PM Narendra Modi came under fire for not promptly condemning the Akhlaq murder after it became a national issue.BJP's decision to rake up the beef debate in the Bihar election only strengthened suspicions that it was looking to use the emotive issue of cow slaughter to overcome OBC satraps Lalu and Nitish.
Modi did break his silence at an election rally on October 8, expressing his sadness over the event. This did not halt the politics with the Bihar results indicating that BJP had over-estimated the power of the beef debate and its own failure to ensure adequate OBC representation proved crucial.
One year on, while Akhlaq's death may not be in the news, the debate is far from over. Communal polarisation and violence remain a near constant in Uttar Pradesh. The communal cauldron of western UP where Dadri is located saw fresh controversy over the “exodus“ of Hindu families from Kairana, allegedly in the face of communal bullying.
A recent riot in Bijnore over alleged harassment of girls going to school seems a near exact replay of events that led to the widespread riots in Muzaffarnagar in 2013. UP simmers with dozens of communal clashes that keep the social landscape in a state of permanent polarisation.
The Akhlaq or the intolerance debate played in different hues with the controversy over sedition cases against JNU students accused of holding an anti-national event to commemorate the “martyrdom“ of Parliament attack convict Afzal Guru set the stage for BJP's “Bharat Mata“ campaign and CongressLeft responded by saying the ruling party was stifling freedom of expression.
The political battle swung BJP's way with a convincing electoral victory in Assam where it assumed office for the first time on the back of a more subtle campaign than the one it had run in Bihar.
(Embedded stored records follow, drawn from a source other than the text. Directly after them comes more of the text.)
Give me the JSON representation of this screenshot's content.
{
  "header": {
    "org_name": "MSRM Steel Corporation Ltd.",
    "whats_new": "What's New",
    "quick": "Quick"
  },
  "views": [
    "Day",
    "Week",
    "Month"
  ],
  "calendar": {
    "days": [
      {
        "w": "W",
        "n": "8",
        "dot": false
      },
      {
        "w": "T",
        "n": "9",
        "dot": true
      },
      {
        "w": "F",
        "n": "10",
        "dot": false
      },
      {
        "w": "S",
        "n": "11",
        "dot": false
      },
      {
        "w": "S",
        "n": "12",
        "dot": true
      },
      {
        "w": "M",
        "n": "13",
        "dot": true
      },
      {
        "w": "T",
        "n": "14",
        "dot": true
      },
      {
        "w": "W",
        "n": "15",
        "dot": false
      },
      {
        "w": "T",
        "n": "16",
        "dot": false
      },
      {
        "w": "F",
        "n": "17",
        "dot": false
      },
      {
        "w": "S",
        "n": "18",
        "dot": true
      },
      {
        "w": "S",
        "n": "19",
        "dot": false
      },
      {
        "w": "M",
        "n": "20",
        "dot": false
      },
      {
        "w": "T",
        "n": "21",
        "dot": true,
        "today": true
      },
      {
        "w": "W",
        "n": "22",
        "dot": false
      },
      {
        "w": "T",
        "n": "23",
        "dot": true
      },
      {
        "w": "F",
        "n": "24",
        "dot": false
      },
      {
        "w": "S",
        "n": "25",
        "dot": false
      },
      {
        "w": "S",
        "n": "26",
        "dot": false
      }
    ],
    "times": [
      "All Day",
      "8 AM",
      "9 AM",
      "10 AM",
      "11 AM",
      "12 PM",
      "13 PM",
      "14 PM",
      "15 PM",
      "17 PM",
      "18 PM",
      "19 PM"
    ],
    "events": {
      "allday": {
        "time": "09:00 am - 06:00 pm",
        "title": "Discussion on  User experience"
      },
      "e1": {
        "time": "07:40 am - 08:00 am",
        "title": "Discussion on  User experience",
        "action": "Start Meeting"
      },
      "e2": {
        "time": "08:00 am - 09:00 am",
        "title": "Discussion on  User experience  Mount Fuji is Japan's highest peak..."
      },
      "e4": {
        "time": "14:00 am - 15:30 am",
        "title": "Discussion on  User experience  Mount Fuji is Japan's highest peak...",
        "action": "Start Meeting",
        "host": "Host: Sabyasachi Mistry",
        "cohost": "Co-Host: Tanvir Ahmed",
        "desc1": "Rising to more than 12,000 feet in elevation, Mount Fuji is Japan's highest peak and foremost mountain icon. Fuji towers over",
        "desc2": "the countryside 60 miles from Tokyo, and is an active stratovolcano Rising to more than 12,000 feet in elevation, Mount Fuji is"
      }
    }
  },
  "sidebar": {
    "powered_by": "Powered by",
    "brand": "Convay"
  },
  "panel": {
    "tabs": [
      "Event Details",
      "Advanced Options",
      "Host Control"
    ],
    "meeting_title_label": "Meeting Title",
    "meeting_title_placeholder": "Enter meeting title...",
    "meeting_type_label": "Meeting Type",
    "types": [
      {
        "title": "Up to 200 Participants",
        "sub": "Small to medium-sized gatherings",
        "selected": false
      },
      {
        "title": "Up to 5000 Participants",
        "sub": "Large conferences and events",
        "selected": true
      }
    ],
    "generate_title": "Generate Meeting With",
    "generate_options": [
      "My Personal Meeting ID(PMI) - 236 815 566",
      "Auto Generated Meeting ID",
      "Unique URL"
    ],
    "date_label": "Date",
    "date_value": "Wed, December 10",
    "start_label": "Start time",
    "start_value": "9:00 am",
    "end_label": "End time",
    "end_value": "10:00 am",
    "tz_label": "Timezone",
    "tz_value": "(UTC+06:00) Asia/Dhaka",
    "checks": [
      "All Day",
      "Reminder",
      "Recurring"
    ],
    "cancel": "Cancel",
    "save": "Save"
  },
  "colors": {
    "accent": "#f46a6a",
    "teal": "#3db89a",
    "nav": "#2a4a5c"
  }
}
But gau rakshaks and incidents of violence against Dalits and Muslims brought the Akhlaq debate back into focus.
This time, Modi weighed into the discussion, describing cow vigilantism to be largely the handiwork of anti-socials, prompting a backlash from VHP leader Pravin Togadia.
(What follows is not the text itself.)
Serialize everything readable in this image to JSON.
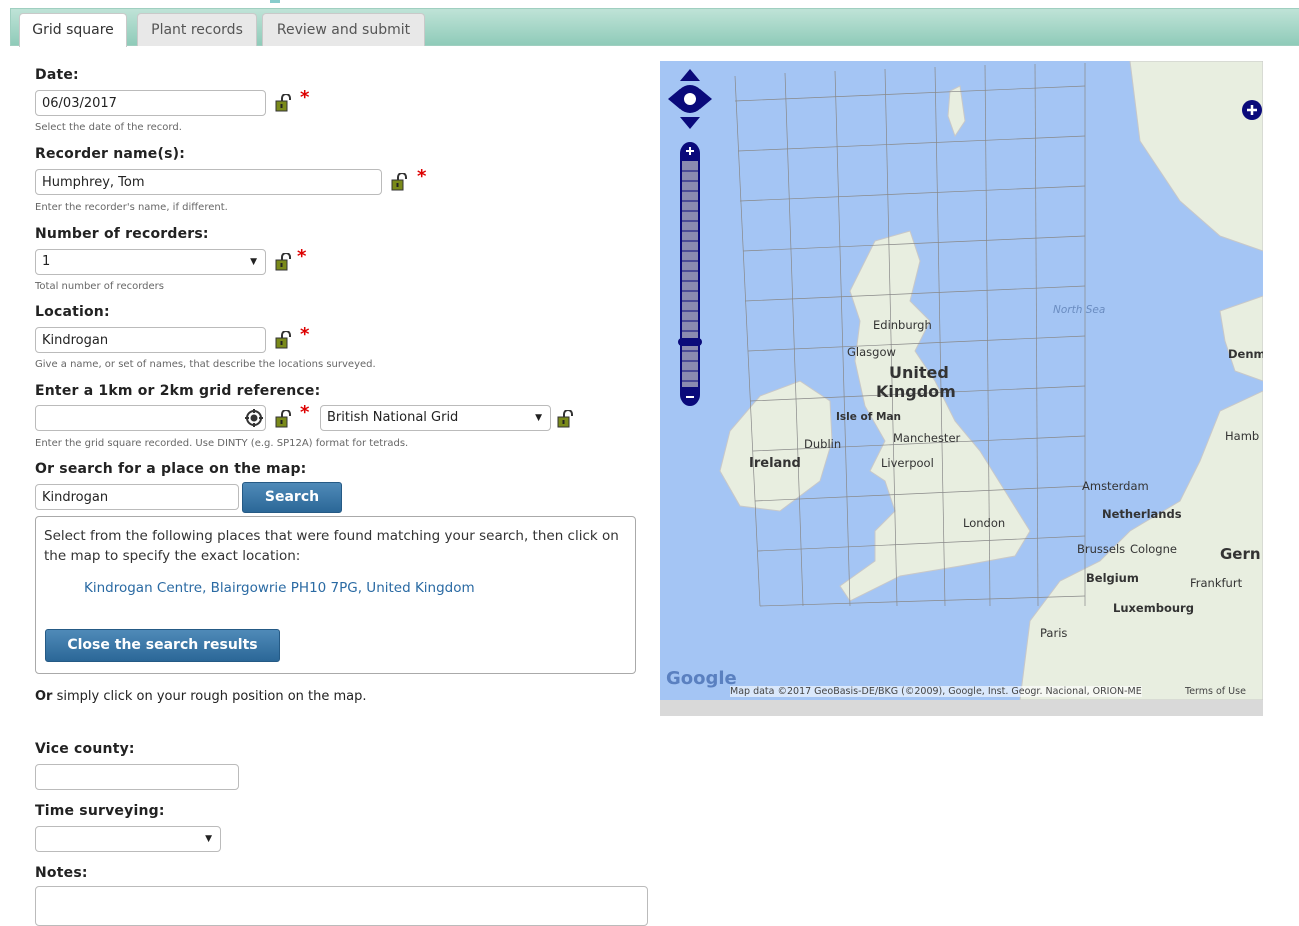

Politics took a new turn with atrocities against Dalits forcing BJP to take corrective action that included replacing Anandiben Patel as Gujarat CM over mishandling of the assault on Dalits at Una.
The Dadri lynching and the heated communal politics that followed will come to a head in next year's UP election. The result may not settle the debate fully but can deliver a verdict on competing narratives.